Andrew and Anya Green have been married for eight years. They have tried unsuccessfully to conceive...

Andrew and Anya Green have been married for eight years. They have tried unsuccessfully to conceive children. In March of 2017, they sought medical assistance by visiting an in vitro fertilization clinic. With the use of fertility drugs, after several attempts, Anya became pregnant. Unfortunately, three months into her pregnancy, she suffered a miscarriage. That event led Andrew and Anya to abandon their efforts to have a biological family. They have recently decided to pursue adoption to start a family.

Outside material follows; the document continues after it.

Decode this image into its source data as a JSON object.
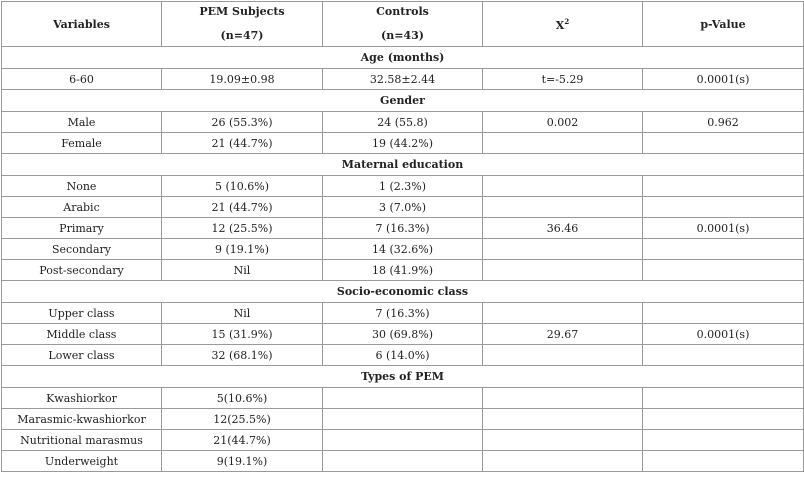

The cost of the in vitro fertilization treatments incurred in 2017 exceeded $45,000. Their insurance company covered twenty percent, which left them out of pocket for the balance of $36,000. Their 2016 adjusted gross income was $475,000. Andrew prepared their 2017 joint income tax return and claimed the $36,000 cost as a medical deduction. They also claimed $10,000 of medical insurance premiums as a medical deduction on this return.

Instructions:

Identify the relevant facts to determine a method to research the area of in vitro fertilization as a deductible medical expense. Determine if the Green’s deduction was correct.

Prepare a memo for the tax file (using the FIRAC method

Solutions

Expert Solution

medical expenses are deductible to the extent they exceed 10 percent of your adjusted gross income unless you or your spouse is older than 65.

Then the threshold is 7.5 percent of your adjusted gross income.

Note: that to claim the medical expenses, you must be itemizing your deductions rather than taking the standard deduction.

Deduction Allowable = $475000*10/100=$47500

Deduction Taken =$36000+$10000=$46000

Deduction taken is within the limits of deduction allowable, hence Green's deduction was correct.

  • Memo for the Tax file using FIRAC Method

Facts:  Andrew and Anya Green have been married for eight years. They have tried unsuccessfully to conceive children. In March of 2017, they sought medical assistance by visiting an in vitro fertilization clinic. With the use of fertility drugs, after several attempts, Anya became pregnant. Unfortunately, three months into her pregnancy, she suffered a miscarriage. That event led Andrew and Anya to abandon their efforts to have a biological family. They have recently decided to pursue adoption to start a family.

Issue: tried unsuccessfully to conceive children.

Rule: Vitro fertilization clinic and to use fertility drugs

Analysis: With the use of fertility drugs, after several attempts, Anya became pregnant. Unfortunately, three months into her pregnancy, she suffered a miscarriage.

Conclusion: The cost of the in vitro fertilization treatments incurred in 2017 exceeded $45,000. Their insurance company covered twenty per cent, which left them out of pocket for the balance of $36,000.

Andrew prepared their 2017 joint income tax return and claimed the $36,000 cost as a medical deduction. They also claimed $10,000 of medical insurance premiums as a medical deduction on this return.